Prince was an extraordinary musician and performer. Unfortunately, the cause of his death—an overdose of the opioid fentanyl—is all too ordinary. "Fentanyl is a synthetic opioid that is used to treat chronic pain," says Jennifer Plumb, MD, a pediatrician with University of Utah Health. "Now an illicit version of the drug is available and is being used by those addicted to painkillers or heroin."
According to the National Institute for Drug Abuse, fentanyl is the strongest opioid approved for medical use in the United States. It is more than 50 times more potent than morphine and 30 times stronger than heroin. Some research estimates that as little as a quarter milligram of fentanyl can be a fatal dose.
"That makes it extremely hard to reverse an overdose," says Plumb, who also is co-founder of Utah Naloxone, an opioid rescue program. "Whereas one dose of naloxone is enough to reverse a heroin or morphine overdose, several doses may be needed to reverse an overdose of fentanyl."
"That is, if it can reversed at all," she adds.
Despite the danger of fentanyl, its prevalence and popularity is growing. Known on the street simply as "fent," its users often mix it with heroin or cocaine. That is, if they know they are taking fentanyl at all.

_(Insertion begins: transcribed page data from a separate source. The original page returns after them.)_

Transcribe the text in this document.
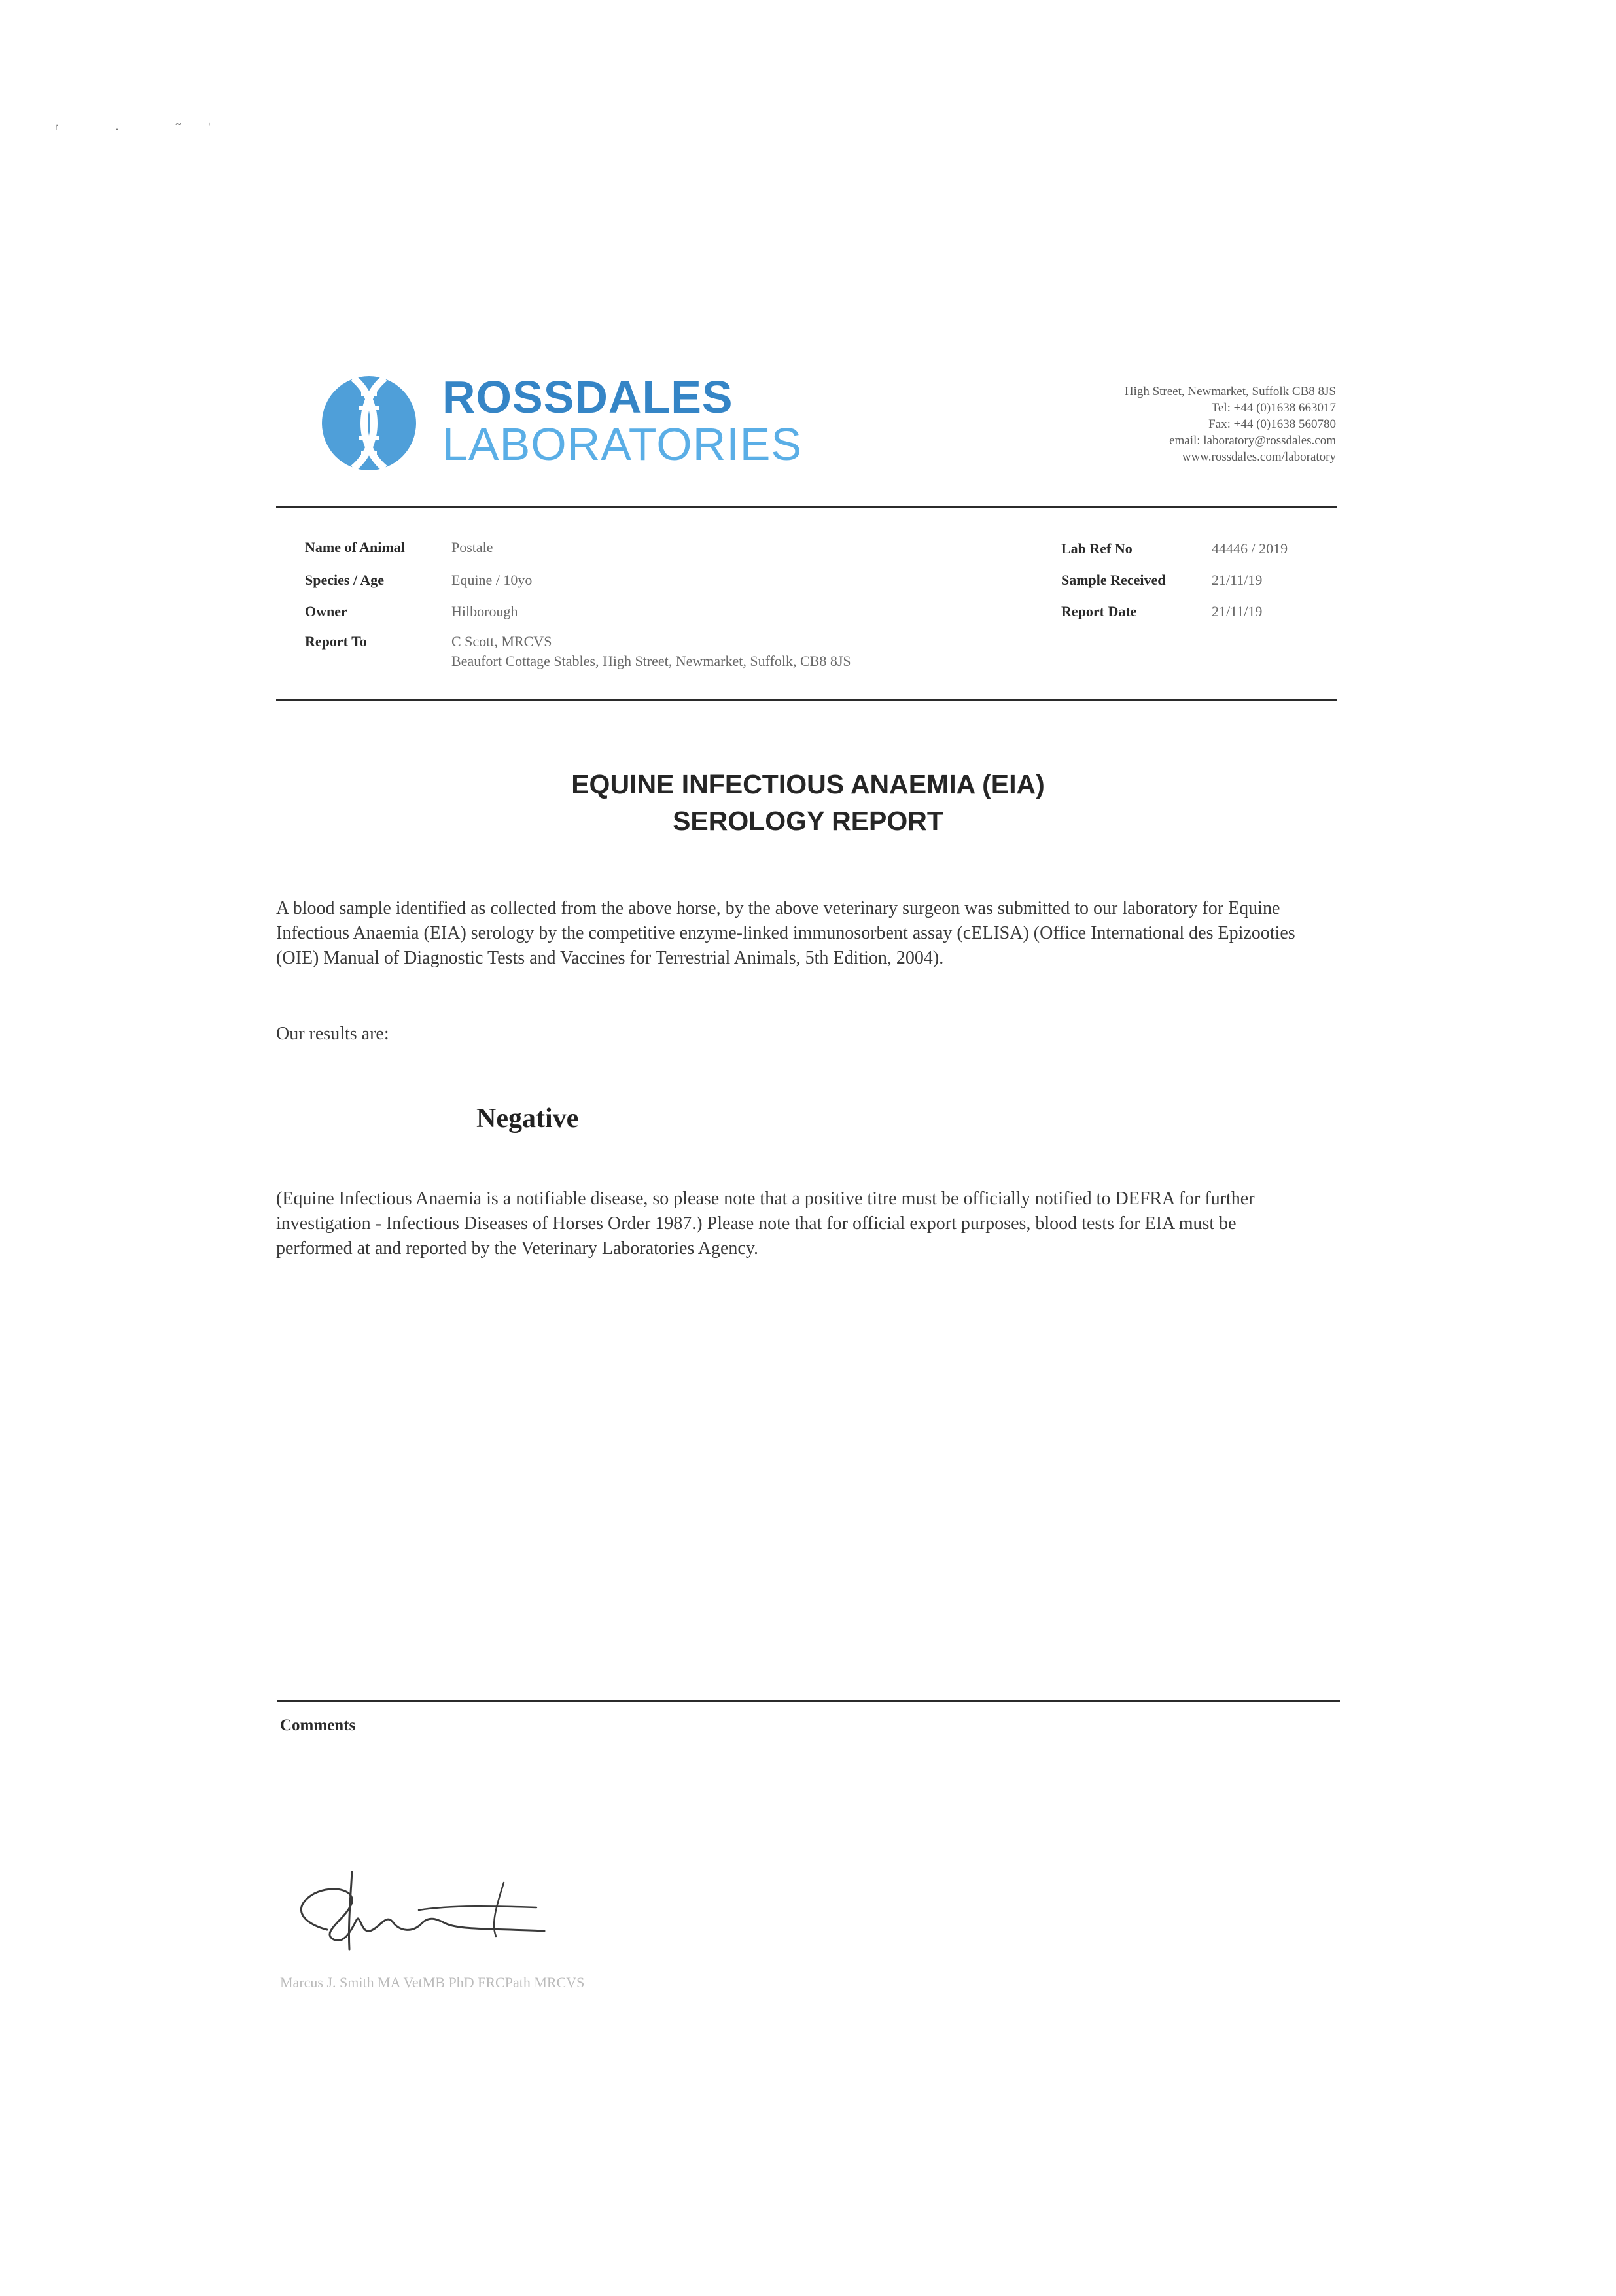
ʳ · ˜ˈ
ROSSDALES
LABORATORIES
High Street, Newmarket, Suffolk CB8 8JS
Tel: +44 (0)1638 663017
Fax: +44 (0)1638 560780
email: laboratory@rossdales.com
www.rossdales.com/laboratory
Name of Animal	Postale
Species / Age	Equine / 10yo
Owner	Hilborough
Report To	C Scott, MRCVS
Beaufort Cottage Stables, High Street, Newmarket, Suffolk, CB8 8JS
Lab Ref No	44446 / 2019
Sample Received	21/11/19
Report Date	21/11/19
EQUINE INFECTIOUS ANAEMIA (EIA)
SEROLOGY REPORT
A blood sample identified as collected from the above horse, by the above veterinary surgeon was submitted to our laboratory for Equine Infectious Anaemia (EIA) serology by the competitive enzyme-linked immunosorbent assay (cELISA) (Office International des Epizooties (OIE) Manual of Diagnostic Tests and Vaccines for Terrestrial Animals, 5th Edition, 2004).
Our results are:
Negative
(Equine Infectious Anaemia is a notifiable disease, so please note that a positive titre must be officially notified to DEFRA for further investigation - Infectious Diseases of Horses Order 1987.) Please note that for official export purposes, blood tests for EIA must be performed at and reported by the Veterinary Laboratories Agency.
Comments
Marcus J. Smith MA VetMB PhD FRCPath MRCVS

Many times, the drug is sold as heroin. "That makes it even more dangerous, because people are taking fentanyl without knowing the amount that can cause an overdose," says Plumb. "In cities all over the country, this has led to widespread overdose deaths—sometimes dozens or hundreds of people in a very short time span."
Such widespread deaths have not been seen in Utah, but that does not mean the drug is not present in the state. "I can say with certainty that fentanyl is being used here," says Plumb. "The question is not if deaths will occur, but when."
The threat is not just to users of fentanyl either. An alert sent out by the Centers for Disease Control and Prevention last year warns first responders and law enforcement that fentanyl exposure can happen through inhalation or skin contact. "These are people who are trying to save lives, now having their lives put at risk," says Plumb. "There haven't been any reports of accidental overdose among these professionals, but the threat is real."
There were an estimated 700 deaths from fentanyl nationwide between 2013 and 2015, according to the CDC. That number is misleading though, because often it is unclear that fentanyl was the cause of death. Instead, another opioid is blamed. "They will test for opioids, but not specifically for the illicit form of fentanyl," says Plumb. "Until those tests are done, we won't know the full reach of this epidemic and be able to educate people and medical providers about it."
Prince's death, while tragic, will hopefully shine light on the growing fentanyl problem, Plumb says. "Fentanyl is frightening. If we don't start understanding its reach and looking for ways to stop it, there is no way to estimate how many lives will be lost."